Monthly Archives: February 2014

Being Myself.

woman breathing

As a rule, I have for most of life, described that being myself was difficult for me. With some persons or situations in my life, I would often think that it was more challenging to be my true self. Whether it was being out to my family as a lesbian; talking about my political views with certain groups of people; or telling someone what I really wanted at a restaurant, it seemed hard to be truthful and transparent.

Lately, however, it seems that I have been given countless opportunities to challenge my previous beliefs and expand my wisdom, especially in the areas of knowing myself, and really tuning in to who I am. The result is, that I no longer believe that being myself in the world, in any situation or circumstance, is hard. Being myself is always an easy choice.

I love dancing in my kitchen, singing to Michael Jackson. I feel free to walk around in my pajamas, look at myself naked in the mirror, or burp out loud.

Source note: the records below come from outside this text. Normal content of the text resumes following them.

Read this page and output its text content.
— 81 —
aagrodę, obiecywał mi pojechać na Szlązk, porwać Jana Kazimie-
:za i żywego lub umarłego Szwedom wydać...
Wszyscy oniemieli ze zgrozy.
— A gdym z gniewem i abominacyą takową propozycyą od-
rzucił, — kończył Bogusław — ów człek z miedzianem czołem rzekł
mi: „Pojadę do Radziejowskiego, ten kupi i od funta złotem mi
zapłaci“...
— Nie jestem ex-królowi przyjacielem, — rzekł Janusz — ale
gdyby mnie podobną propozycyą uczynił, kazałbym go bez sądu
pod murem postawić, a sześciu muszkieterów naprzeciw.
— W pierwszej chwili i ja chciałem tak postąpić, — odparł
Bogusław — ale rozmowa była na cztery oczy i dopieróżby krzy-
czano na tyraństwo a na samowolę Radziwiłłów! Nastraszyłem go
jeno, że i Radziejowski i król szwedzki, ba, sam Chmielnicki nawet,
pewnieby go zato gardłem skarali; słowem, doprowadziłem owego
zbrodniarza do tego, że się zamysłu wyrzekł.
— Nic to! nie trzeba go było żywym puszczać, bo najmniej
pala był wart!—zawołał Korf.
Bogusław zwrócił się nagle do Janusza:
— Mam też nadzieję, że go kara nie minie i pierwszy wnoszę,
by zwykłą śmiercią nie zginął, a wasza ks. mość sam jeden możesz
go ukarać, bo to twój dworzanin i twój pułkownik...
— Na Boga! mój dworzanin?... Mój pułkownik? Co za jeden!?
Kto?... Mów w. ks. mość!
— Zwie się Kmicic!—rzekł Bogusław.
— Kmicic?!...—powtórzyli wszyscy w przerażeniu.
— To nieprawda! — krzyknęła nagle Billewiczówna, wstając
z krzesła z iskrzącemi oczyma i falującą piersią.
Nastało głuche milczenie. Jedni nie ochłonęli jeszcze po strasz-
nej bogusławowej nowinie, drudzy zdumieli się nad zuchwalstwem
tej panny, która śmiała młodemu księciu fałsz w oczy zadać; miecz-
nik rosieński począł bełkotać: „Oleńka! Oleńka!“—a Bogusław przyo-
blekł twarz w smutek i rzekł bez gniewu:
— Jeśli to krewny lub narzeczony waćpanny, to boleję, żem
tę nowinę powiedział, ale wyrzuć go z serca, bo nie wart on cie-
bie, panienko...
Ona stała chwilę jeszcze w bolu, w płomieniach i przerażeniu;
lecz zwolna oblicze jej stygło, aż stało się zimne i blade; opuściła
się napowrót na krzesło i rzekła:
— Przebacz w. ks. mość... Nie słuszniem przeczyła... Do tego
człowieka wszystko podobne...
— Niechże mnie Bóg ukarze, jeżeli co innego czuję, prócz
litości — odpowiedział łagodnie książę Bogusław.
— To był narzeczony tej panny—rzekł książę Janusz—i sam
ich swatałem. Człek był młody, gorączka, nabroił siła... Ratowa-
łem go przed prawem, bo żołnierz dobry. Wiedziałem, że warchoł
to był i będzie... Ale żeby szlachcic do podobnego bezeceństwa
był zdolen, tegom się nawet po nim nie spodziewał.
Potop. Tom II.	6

I feel at ease to be quiet, or to have deep conversations. I have felt most often in my life that I could be my most true self in the comfort of my own home. And, there are many people that could also identify with that; that being your true self, at home, in solitude or with the people closest to you, is easy.

I am here to say that it is always easy. To hold my partner’s hand on the street in downtown Scranton is easy. To go to a restaurant for dinner and be able to tell them I am vegan, and see how they can accommodate me, and to be at a table with others that aren’t vegan and feel at peace. To express my views about most anything, with anyone, and know that I am secure and okay.

I have many times expressed how hard it is, to be myself in a world that is unkind, unwelcoming, cruel and judgmental. Yet, the difficulty that I see in any situation is of my own choosing. What I have called hard, is merely where I have allowed my fears to dictate what I choose.

I can always make the choice to dance in the kitchen, kiss my partner in public, and express my views about something; and, at the same time, I can be aware what fears that may elicit in me, and how to accept or ease those fears.

Fear can paralyze a person, and convince us that what we really want, or who we really are, isn’t all that important. It can seem convincing about why it is safer to stay quiet and small. Yet, when we free ourselves from our fears, in order to be open and visible to the world, in all ways, we change the world, little by little.

To give to a charity, volunteer my time, or speak out about something are all worthy ways in which to change the world. Yet, the way that I believe changes the world for the better in the most effective way, is for me to simply be me in it.

487274_10151659663268136_1685097416_n

Advertisements

Beyond the Impulse.

I have been creating a new kind of happy in my life lately. In the midst of weather woes, health issues, and family needs, I have been finding more peace and contentment than I think that I have ever known. In my whole life.

This has come about for many deep reasons, but it all really comes down to one, simple thing: I have been living my life beyond the impulse.

I love to be impulsive, like get up and go somewhere that I hadn’t planned on. Buying myself something special that I really want. Writing to or calling someone out of the blue. But, there is something interesting that I have been discovering about me and impulse.

When I am impulsive, I tend to act without fully considering my choice. It doesn’t make all of my choices wrong choices; but it really means that at times, I have been not fully present to the choice that I was making. If I wanted a drink, or three, I would have them, simply because the impulse was striking me. If I wanted to eat junk food because I was upset or depressed, I would allow myself that. If I wanted to spend money, lots of it at times, on something that wasn’t planned, I would do it.

And then, the guilt would often set in. Moments, hours, days after I would make the choice, I would feel massive amounts of guilt for choosing something that I wished, after all, I hadn’t. Or, that I at least had thought more deeply about. So, even if it was a sound, good choice, the guilt would shadow any perspective that I might have had about it.

What I have been doing now, in the last couple of weeks, is getting more acutely present to my life than I have ever been. I breathe through the moments, if they are difficult ones, and remember that they are part of the mosaic of my life as much as the joys. When I want wine, or dessert, or an extra hour of sleep, I breathe through that too, just to ensure that my decision is based on me being in my life, right then and there, rather than because there is something that feels urgent, pressing, or uncomfortable so I need to numb it in some way.

And, the beauty of it all is, that when I am present to every decision that I make, there is no room for guilt. It doesn’t mean that I won’t make choices that end up not working well for me; or that I might not have regret for choosing something, or not. It just means that my actions are fully thoughtful, I am embracing the process as well as the result, and I get to own fully what I choose.

To me, when I cater to my impulse, I miss an opportunity to really be in the moments of my life. And, the moments of this life ARE my life itself.